I remember thinking it was so obscene that Mark Donahue, the head of the Chicago Fraternal Order of Police (FOP) was one of the speakers. “The police are part of the labor movement,” he told the crowd. Four years earlier, Illinois Republican Governor George Ryan declared a moratorium on executions. It was roundly condemned by police unions in the state and virtually the entire Democratic Party-dominated criminal justice establishment in Cook County. No speaker drew a connection between the Martyrs’ executions and Ryan’s moratorium.
“Those men who were hanged are being presented as social democrats or liberal reformers, when in fact they dedicated their whole lives to anarchy and social revolution,” one protester at the monument dedication told the New York Times. “If they were here today, they’d be denouncing this project and everyone involved in it.” Absolutely. The older Haymarket monument was designated a National Historic Landmark in 1997 and another ceremony was held in 1998. I remember a Catholic priest giving a benediction at it and thinking our anarchist comrades are going to rise from the grave and burn down the stage.
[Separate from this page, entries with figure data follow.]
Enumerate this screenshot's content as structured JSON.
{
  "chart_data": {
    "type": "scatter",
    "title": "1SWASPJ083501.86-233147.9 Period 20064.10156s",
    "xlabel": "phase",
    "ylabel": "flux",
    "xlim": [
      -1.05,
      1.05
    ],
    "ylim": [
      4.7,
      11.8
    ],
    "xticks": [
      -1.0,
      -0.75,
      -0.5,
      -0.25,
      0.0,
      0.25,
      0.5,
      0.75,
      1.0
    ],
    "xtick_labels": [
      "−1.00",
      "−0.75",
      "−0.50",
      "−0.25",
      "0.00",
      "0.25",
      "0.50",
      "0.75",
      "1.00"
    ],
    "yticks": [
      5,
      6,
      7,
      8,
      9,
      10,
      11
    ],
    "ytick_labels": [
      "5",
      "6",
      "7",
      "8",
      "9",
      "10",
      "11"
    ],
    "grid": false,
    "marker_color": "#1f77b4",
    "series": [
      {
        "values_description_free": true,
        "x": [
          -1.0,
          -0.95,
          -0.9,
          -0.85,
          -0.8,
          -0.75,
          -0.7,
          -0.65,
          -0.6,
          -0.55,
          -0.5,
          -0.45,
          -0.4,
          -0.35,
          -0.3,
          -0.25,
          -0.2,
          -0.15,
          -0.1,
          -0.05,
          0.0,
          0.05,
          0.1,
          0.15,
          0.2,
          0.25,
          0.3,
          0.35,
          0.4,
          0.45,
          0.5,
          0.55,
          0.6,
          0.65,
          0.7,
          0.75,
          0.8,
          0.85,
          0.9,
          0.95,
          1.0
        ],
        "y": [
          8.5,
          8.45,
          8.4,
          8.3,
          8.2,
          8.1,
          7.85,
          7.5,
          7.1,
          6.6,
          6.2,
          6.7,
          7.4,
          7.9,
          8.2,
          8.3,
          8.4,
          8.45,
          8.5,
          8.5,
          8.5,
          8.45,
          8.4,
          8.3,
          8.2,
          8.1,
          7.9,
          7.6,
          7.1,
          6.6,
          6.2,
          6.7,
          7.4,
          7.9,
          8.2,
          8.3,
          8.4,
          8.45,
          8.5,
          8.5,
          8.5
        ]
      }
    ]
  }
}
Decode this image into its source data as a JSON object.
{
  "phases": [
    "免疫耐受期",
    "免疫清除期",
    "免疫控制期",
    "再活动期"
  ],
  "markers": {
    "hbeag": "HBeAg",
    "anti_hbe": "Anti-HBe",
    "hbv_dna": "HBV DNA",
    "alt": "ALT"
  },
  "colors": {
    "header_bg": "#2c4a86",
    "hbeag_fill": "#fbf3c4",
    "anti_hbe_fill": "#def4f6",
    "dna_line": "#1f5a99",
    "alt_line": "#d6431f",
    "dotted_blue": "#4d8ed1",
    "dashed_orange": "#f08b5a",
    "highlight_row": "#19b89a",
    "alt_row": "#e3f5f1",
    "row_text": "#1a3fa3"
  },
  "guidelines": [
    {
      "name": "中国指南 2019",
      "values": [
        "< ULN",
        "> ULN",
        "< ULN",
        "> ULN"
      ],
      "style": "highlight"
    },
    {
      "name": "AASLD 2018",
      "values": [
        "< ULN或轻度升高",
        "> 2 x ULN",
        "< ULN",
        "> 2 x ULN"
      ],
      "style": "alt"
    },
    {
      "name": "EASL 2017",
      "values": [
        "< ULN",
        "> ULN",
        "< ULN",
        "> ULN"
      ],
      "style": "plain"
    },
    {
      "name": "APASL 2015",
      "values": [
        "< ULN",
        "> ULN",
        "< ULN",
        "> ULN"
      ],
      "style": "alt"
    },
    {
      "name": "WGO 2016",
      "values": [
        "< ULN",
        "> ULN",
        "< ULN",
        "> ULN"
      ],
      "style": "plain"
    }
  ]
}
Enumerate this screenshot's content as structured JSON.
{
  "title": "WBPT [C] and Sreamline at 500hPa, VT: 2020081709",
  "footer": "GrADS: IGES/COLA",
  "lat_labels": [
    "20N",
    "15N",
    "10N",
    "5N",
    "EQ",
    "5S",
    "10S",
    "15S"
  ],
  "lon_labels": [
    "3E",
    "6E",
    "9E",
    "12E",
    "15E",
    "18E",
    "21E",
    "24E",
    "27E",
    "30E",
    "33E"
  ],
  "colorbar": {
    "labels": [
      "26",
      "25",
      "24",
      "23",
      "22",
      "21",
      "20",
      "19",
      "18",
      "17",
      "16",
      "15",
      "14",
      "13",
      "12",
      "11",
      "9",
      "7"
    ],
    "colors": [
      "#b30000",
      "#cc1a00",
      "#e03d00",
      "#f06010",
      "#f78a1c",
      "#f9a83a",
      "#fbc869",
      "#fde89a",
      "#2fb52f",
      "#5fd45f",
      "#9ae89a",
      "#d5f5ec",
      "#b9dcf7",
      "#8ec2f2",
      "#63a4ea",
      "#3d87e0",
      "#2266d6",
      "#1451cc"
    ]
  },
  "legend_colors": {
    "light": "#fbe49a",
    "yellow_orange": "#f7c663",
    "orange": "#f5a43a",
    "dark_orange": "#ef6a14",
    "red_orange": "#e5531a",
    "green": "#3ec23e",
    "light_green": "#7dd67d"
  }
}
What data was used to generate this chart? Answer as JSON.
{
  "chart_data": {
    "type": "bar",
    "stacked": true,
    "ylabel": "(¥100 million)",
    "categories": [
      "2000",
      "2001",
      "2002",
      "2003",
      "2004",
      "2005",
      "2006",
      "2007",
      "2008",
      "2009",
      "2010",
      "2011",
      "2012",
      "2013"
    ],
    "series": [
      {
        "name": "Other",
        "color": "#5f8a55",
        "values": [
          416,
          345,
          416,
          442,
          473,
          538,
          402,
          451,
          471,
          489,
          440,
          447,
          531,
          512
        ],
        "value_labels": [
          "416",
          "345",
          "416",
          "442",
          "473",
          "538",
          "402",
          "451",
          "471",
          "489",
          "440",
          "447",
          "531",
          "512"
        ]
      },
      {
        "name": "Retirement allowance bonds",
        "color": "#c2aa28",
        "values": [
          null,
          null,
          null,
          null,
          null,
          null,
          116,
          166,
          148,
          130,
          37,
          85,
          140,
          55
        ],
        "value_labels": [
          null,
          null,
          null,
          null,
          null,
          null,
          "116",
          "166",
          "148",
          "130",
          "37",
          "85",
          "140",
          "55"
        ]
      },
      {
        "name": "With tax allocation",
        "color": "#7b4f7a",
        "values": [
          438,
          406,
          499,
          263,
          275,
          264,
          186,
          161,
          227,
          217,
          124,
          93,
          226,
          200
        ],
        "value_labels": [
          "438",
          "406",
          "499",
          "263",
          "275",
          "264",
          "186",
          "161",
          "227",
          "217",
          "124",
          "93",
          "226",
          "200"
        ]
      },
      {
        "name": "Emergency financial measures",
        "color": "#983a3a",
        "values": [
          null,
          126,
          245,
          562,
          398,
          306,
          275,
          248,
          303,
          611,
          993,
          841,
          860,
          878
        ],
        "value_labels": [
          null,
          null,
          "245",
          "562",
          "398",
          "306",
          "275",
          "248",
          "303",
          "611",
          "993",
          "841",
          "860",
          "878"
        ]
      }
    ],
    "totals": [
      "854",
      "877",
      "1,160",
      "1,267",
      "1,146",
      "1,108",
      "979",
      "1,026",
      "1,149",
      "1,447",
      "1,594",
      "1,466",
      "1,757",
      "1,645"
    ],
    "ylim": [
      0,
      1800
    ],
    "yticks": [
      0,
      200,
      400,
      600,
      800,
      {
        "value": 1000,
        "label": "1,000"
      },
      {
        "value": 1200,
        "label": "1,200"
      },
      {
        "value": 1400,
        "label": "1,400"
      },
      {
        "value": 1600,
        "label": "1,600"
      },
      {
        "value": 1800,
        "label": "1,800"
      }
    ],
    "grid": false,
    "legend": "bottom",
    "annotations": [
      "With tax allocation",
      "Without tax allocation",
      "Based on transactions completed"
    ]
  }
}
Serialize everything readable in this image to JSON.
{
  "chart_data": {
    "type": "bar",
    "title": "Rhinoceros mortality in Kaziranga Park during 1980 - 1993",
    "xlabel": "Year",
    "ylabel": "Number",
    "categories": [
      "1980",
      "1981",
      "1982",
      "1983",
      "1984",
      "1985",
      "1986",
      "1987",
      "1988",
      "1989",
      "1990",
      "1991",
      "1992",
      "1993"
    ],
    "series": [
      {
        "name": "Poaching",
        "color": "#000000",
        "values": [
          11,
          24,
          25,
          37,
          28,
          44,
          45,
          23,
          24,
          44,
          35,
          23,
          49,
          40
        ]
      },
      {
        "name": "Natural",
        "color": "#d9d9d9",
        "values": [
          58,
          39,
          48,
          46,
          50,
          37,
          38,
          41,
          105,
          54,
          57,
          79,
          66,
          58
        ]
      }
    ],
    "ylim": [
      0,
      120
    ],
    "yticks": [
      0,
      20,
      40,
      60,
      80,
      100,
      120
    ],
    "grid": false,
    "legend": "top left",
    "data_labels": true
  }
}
While I was never a great fan of the West Loop Haymarket monument, its faceless bubble people, and ambiguous message, which, I thought deliberately muted the events of long ago, it has grown on me over the years. If you wander down to 151 N. Des Plaines on a warm summer day, you’ll find tourists from around the world visiting the monument with their families. Official trade union delegations present plaques dedicated to the Martyrs almost every year on May Day.
For friends and comrades from around the world, the events at Haymarket in 1886 were the birthplace of the modern, international labor movement. Whatever the battles over its messaging, the Haymarket monuments belong to us.